Using cosine distance with scikit learn KNeighborsClassifier

The cosine similarity is generally defined as xT y / (||x|| * ||y||), and outputs 1 if they are the same and goes to -1 if they are completely different. This definition is not technically a metric, and so you can't use accelerating structures like ball and kd trees with it. If you force scikit learn to use the brute force approach, you should be able to use it as a distance if you pass it your own custom distance metric object. There are methods of transforming the cosine similarity into a valid distance metric if you would like to use ball trees (you can find one in the JSAT library)
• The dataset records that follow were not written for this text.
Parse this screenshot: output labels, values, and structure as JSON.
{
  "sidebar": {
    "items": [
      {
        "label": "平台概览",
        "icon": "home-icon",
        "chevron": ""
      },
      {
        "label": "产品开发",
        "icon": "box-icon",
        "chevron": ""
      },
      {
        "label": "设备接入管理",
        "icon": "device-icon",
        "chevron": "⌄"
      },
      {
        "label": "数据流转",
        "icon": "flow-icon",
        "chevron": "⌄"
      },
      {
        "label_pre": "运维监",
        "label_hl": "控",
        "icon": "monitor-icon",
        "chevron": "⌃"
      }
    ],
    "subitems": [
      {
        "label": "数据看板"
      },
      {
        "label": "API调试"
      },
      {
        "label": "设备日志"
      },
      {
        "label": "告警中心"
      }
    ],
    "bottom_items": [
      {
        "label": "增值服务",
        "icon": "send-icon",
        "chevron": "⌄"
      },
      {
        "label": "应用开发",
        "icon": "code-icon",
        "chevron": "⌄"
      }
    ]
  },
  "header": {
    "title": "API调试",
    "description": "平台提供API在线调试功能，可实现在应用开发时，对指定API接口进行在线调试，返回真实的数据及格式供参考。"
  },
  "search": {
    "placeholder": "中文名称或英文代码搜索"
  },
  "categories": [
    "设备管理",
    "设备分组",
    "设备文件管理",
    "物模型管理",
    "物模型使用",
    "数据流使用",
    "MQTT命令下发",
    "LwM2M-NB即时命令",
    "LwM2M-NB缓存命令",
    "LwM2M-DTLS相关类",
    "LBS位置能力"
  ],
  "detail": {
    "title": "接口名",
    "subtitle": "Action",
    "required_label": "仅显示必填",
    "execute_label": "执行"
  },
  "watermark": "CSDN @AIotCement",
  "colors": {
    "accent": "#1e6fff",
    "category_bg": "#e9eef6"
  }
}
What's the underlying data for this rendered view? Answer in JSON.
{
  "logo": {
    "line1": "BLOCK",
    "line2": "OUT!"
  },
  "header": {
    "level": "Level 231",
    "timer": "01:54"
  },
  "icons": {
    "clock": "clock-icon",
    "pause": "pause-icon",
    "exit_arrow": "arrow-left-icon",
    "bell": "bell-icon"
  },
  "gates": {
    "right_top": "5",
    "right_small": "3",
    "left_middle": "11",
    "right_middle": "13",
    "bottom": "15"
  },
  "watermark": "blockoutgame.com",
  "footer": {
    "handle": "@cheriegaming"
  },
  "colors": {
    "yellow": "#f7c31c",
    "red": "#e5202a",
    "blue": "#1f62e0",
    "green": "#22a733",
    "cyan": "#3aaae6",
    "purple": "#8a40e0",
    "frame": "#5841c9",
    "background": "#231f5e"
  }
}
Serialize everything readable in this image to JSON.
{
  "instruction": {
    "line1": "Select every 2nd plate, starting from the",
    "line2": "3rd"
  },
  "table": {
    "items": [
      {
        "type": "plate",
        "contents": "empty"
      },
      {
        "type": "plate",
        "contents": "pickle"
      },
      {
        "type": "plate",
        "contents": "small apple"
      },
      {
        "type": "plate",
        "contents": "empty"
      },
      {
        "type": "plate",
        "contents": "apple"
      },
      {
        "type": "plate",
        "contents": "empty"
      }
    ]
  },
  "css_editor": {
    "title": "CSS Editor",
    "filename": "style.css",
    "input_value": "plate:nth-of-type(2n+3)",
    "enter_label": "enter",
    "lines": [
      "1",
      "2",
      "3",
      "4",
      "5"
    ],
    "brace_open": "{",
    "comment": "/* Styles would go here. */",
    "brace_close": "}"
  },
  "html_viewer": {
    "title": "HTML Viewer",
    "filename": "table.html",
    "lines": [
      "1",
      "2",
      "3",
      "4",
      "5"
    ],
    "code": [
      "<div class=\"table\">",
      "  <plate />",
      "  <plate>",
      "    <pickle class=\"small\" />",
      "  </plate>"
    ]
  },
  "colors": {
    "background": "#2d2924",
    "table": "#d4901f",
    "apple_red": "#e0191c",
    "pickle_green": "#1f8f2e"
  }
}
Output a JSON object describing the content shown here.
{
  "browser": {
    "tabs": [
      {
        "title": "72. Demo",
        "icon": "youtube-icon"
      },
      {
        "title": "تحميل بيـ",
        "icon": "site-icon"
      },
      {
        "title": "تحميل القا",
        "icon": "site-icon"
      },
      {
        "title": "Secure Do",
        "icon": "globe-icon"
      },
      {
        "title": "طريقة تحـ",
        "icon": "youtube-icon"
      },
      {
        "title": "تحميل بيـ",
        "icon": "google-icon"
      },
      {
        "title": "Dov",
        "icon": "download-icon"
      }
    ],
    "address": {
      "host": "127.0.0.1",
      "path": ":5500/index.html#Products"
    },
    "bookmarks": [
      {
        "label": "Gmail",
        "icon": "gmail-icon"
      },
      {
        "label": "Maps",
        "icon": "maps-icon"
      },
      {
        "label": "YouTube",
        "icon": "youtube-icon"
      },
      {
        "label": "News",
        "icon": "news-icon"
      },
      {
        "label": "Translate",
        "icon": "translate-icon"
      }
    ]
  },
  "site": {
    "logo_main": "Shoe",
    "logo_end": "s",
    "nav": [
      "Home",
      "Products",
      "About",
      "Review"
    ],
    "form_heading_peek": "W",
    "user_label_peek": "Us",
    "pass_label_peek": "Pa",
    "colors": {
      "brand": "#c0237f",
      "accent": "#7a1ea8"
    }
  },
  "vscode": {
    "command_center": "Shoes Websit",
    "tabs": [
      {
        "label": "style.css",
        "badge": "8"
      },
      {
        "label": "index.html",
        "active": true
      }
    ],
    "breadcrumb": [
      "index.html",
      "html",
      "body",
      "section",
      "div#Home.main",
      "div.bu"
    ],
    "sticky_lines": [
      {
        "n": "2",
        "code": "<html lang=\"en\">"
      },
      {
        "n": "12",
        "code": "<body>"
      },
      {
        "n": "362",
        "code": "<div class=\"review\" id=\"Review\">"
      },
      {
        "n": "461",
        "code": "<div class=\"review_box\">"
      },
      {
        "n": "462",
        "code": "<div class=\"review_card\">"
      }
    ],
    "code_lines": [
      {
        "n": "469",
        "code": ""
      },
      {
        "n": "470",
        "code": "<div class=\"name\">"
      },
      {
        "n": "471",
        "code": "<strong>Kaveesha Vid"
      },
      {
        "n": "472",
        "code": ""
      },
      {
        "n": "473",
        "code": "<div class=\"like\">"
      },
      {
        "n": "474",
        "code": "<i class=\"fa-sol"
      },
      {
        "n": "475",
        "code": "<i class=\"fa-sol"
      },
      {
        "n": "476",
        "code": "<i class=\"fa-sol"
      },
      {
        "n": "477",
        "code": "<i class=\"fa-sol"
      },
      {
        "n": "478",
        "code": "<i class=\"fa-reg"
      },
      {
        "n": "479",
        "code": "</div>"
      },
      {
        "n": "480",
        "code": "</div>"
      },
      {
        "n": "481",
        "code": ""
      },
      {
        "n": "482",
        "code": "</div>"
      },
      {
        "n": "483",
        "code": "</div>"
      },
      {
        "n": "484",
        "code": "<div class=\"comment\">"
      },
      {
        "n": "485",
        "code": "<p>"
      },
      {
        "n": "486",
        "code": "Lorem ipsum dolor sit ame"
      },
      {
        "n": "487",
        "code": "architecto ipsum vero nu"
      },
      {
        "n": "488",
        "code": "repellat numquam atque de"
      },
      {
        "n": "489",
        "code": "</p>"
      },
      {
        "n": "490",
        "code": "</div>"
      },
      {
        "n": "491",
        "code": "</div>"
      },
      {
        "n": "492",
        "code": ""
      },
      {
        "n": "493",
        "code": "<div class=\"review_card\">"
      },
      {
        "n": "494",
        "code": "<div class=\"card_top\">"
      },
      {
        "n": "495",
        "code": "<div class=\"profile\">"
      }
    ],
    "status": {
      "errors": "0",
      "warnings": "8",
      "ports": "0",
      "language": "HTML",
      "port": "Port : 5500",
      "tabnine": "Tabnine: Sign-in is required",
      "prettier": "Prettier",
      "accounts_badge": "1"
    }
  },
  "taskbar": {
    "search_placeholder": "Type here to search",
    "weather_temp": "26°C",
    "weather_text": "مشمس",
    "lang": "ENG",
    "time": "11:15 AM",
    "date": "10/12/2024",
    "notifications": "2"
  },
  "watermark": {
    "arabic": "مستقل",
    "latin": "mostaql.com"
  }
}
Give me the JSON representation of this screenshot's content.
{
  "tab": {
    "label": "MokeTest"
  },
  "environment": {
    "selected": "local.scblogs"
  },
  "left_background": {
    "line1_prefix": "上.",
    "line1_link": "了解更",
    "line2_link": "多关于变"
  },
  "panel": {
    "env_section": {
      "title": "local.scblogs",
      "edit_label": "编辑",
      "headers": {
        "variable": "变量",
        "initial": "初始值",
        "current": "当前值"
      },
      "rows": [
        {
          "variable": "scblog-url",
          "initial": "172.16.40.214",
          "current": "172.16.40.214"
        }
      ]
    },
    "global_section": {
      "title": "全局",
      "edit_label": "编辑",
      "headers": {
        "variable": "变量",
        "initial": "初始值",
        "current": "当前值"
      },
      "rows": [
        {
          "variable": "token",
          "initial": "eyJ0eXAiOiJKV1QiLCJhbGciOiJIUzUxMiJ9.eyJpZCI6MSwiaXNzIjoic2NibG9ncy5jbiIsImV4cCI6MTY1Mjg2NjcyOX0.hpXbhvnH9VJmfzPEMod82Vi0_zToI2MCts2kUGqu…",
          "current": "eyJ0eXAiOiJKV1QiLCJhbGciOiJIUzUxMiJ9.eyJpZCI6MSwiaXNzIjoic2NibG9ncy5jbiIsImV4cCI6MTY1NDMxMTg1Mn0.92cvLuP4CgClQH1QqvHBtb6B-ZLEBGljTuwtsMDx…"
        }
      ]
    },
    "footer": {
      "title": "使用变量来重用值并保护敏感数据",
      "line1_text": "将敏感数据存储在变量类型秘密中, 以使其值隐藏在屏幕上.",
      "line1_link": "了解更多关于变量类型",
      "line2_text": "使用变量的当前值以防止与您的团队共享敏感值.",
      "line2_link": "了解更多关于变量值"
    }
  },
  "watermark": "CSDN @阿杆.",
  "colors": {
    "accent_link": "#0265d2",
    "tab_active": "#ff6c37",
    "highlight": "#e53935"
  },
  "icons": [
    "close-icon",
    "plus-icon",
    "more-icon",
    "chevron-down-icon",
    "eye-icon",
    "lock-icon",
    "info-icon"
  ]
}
Notice though, that xT y / (||x|| * ||y||) = (x/||x||)T (y/||y||). The euclidean distance can be equivalently written as sqrt(xTx + yTy − 2 xTy). If we normalize every datapoint before giving it to the KNeighborsClassifier, then x^T x = 1 for all x. So the euclidean distance will degrade to sqrt(2 − 2x^T y). For completely the same inputs, we would get sqrt(2-2*1) = 0 and for complete opposites sqrt(2-2*-1)= 2. And it is clearly a simple shape, so you can get the same ordering as the cosine distance by normalizing your data and then using the euclidean distance. So long as you use the uniform weights option, the results will be identical to having used a correct Cosine Distance.


KNN family class constructors have a parameter called metric, you can switch between different distance metrics you want to use in nearest neighbour model. A list of available distance metrics can be found here

If you want to use cosine metric for ranking and classification problem, you can use norm 2 Euclidean distance on normalized feature vector, that gives you same ranking/classification (predictions that made by argmax or argmin operations) results.